ATF form 4473 used during gun background checks
ATF form 4473 used during gun background checks / Screenshot

Federal Judge: Government Liable for Background Check Failure That Led to Sutherland Springs Shooting

A federal judge found the government liable for failures in the background check system that allowed the Sutherland Springs shooter to obtain his firearm.

United States District Judge Xavier Rodriguez ruled on Tuesday that the families of those killed in the Texas attack, which left 25 dead and 20 more injured, can be awarded damages from the government. He found members of Air Force leadership did not provide proper oversight for the process of transferring the shooter’s disqualifying criminal records to the gun background check system. That allowed the shooter to pass multiple background checks he would have failed if his records had been in the system.

“The Government failed to exercise reasonable care in its undertaking to submit criminal history to the FBI,” he wrote in the ruling. “The Government’s failure to exercise reasonable care increased the risk of physical harm to the general public, including Plaintiffs. And its failure proximately caused the deaths and injuries of Plaintiffs at the Sutherland Springs First Baptist Church on November 5, 2017.”

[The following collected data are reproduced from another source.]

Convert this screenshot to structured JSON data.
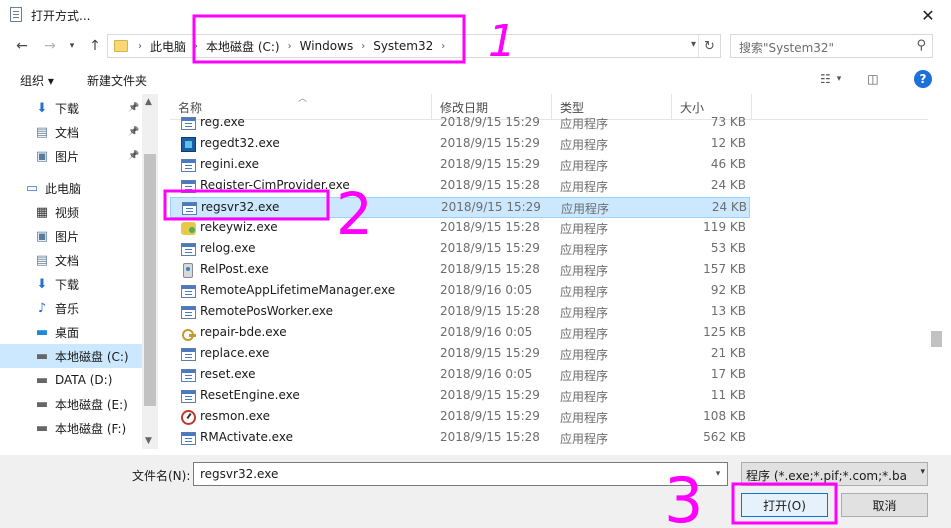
{
  "window": {
    "title": "打开方式..."
  },
  "address": {
    "crumbs": [
      "此电脑",
      "本地磁盘 (C:)",
      "Windows",
      "System32"
    ]
  },
  "search": {
    "placeholder": "搜索\"System32\""
  },
  "toolbar": {
    "organize_label": "组织 ▾",
    "new_folder_label": "新建文件夹"
  },
  "sidebar": {
    "items": [
      {
        "label": "下载",
        "icon": "download-icon",
        "pinned": true
      },
      {
        "label": "文档",
        "icon": "document-icon",
        "pinned": true
      },
      {
        "label": "图片",
        "icon": "picture-icon",
        "pinned": true
      },
      {
        "label": "此电脑",
        "icon": "computer-icon"
      },
      {
        "label": "视频",
        "icon": "video-icon"
      },
      {
        "label": "图片",
        "icon": "picture-icon"
      },
      {
        "label": "文档",
        "icon": "document-icon"
      },
      {
        "label": "下载",
        "icon": "download-icon"
      },
      {
        "label": "音乐",
        "icon": "music-icon"
      },
      {
        "label": "桌面",
        "icon": "desktop-icon"
      },
      {
        "label": "本地磁盘 (C:)",
        "icon": "drive-icon",
        "selected": true
      },
      {
        "label": "DATA (D:)",
        "icon": "drive-icon"
      },
      {
        "label": "本地磁盘 (E:)",
        "icon": "drive-icon"
      },
      {
        "label": "本地磁盘 (F:)",
        "icon": "drive-icon"
      }
    ]
  },
  "files": {
    "columns": [
      "名称",
      "修改日期",
      "类型",
      "大小"
    ],
    "rows": [
      {
        "name": "reg.exe",
        "date": "2018/9/15 15:29",
        "type": "应用程序",
        "size": "73 KB",
        "icon": "exe"
      },
      {
        "name": "regedt32.exe",
        "date": "2018/9/15 15:29",
        "type": "应用程序",
        "size": "12 KB",
        "icon": "regedit"
      },
      {
        "name": "regini.exe",
        "date": "2018/9/15 15:29",
        "type": "应用程序",
        "size": "46 KB",
        "icon": "exe"
      },
      {
        "name": "Register-CimProvider.exe",
        "date": "2018/9/15 15:28",
        "type": "应用程序",
        "size": "24 KB",
        "icon": "exe"
      },
      {
        "name": "regsvr32.exe",
        "date": "2018/9/15 15:29",
        "type": "应用程序",
        "size": "24 KB",
        "icon": "exe",
        "selected": true
      },
      {
        "name": "rekeywiz.exe",
        "date": "2018/9/15 15:28",
        "type": "应用程序",
        "size": "119 KB",
        "icon": "wiz"
      },
      {
        "name": "relog.exe",
        "date": "2018/9/15 15:29",
        "type": "应用程序",
        "size": "53 KB",
        "icon": "exe"
      },
      {
        "name": "RelPost.exe",
        "date": "2018/9/15 15:28",
        "type": "应用程序",
        "size": "157 KB",
        "icon": "relpost"
      },
      {
        "name": "RemoteAppLifetimeManager.exe",
        "date": "2018/9/16 0:05",
        "type": "应用程序",
        "size": "92 KB",
        "icon": "exe"
      },
      {
        "name": "RemotePosWorker.exe",
        "date": "2018/9/15 15:28",
        "type": "应用程序",
        "size": "13 KB",
        "icon": "exe"
      },
      {
        "name": "repair-bde.exe",
        "date": "2018/9/16 0:05",
        "type": "应用程序",
        "size": "125 KB",
        "icon": "bde"
      },
      {
        "name": "replace.exe",
        "date": "2018/9/15 15:29",
        "type": "应用程序",
        "size": "21 KB",
        "icon": "exe"
      },
      {
        "name": "reset.exe",
        "date": "2018/9/16 0:05",
        "type": "应用程序",
        "size": "17 KB",
        "icon": "exe"
      },
      {
        "name": "ResetEngine.exe",
        "date": "2018/9/15 15:29",
        "type": "应用程序",
        "size": "11 KB",
        "icon": "exe"
      },
      {
        "name": "resmon.exe",
        "date": "2018/9/15 15:29",
        "type": "应用程序",
        "size": "108 KB",
        "icon": "resmon"
      },
      {
        "name": "RMActivate.exe",
        "date": "2018/9/15 15:28",
        "type": "应用程序",
        "size": "562 KB",
        "icon": "exe"
      }
    ]
  },
  "bottom": {
    "filename_label": "文件名(N):",
    "filename_value": "regsvr32.exe",
    "filetype_value": "程序 (*.exe;*.pif;*.com;*.bat;*.cmd)",
    "open_label": "打开(O)",
    "cancel_label": "取消"
  },
  "annotations": {
    "step1": "1",
    "step2": "2",
    "step3": "3",
    "color": "#ff00ff"
  }
}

Judge Rodriguez found the government is 60 percent responsible for the harm suffered by the plaintiffs under the Federal Tort Claims Act and will have to pay restitution to families of the Sutherland Springs victims.

Experts said it was a first-of-its-kind ruling. David Kopel, a Second Amendment scholar with the Cato Institute, said it was the first time the government has been held liable for incompetent management of the gun background check system. Adam Winkler, a constitutional law professor at UCLA, called the ruling “surprising” and unprecedented.

Jake Charles, director of Duke University’s Center for Firearms Law, said the Sutherland Springs case is the first to result in a final ruling against the government, but it is unlikely to be the last.

“There have been similar suits that seek to hold the government accountable for failures in the background check process that result in this kind of harm, like the one arising from the Charleston shooting,” he told The Reload. “I’m not sure if I’ve seen one get through to the very end, but the [Charleston] case has gotten over what seem like some of the major initial hurdles.”

Families of the victims in the 2015 mass shooting at Mother Emanuel AME Church in Charleston, South Carolina, are also suing the government for their failure to identify that shooter’s pending drug possession charges that should have disqualified him from buying a gun. Then-director James Comey admitted the FBI made a “mistake” while investigating the Charleston shooter’s background and never finished the check, which allowed him to obtain and keep the gun used in the attack that left nine dead and one injured. The Fourth Circuit Court of Appeals ruled in 2019 the government is not immune from negligence claims similar to those in the Sutherland Springs case.

Winkler said the ruling “highlights the need for a much better system of background checks” than the current one—known as the National Instant Criminal Background Check System (NICS)—because it rests on the idea “that background checks, if done right, can prevent gun violence.” Congress agreed in 2018 when they passed the Fix NICS bill. Driven by the widespread failure of the military to submit criminal records to NICS, exemplified by the Sutherland Springs case, Congress passed a bill to increase punishments for states, federal agencies, and military branches that don’t submit required records.

They also added hundreds of millions of dollars in funding for the departments tasked with submitting the records. Judge Rodriguez determined lack of appropriate resources was one of the reasons the Air Force failed to transfer the Sutherland Springs shooter’s records to the FBI.

“[The agency in charge of the shooter’s case file] ‘had a pile of work,’ but ‘could not accomplish what needed to be accomplished’ because of the agents were so inexperienced,” he wrote in the ruling. “Agents worked ‘at least 12 hours a day’ and conducted 24-hour surveillance on ‘numerous, numerous occasions.’ [The commander] testified that agents brought sleeping bags into work because they did not know when they would be able to go home to sleep. They did not have enough time to accomplish all of their assigned duties—’there was a general complaint that they were overtasked.'”

But Judge Rodriguez said the lack of manpower was not an excuse for the failure by members of Air Force leadership to follow through on their duties.

“Leadership negligently supervised their agents in the collection, maintenance, and submission of [the shooter]’s fingerprints and criminal convictions to the FBI, and that their negligent supervision was a proximate cause of Plaintiffs’ injuries,” he said. “Despite his awareness that [the shooter] posed a risk of violence generally and gun violence specifically, [the commander] closed Kelley’s investigative file without confirming that [the shooter]’s fingerprints and final disposition report had been submitted to the FBI.”

The parties in the case will now have two weeks to present a plan to Judge Rodriguez for how to move forward on determining the individual damages in the case.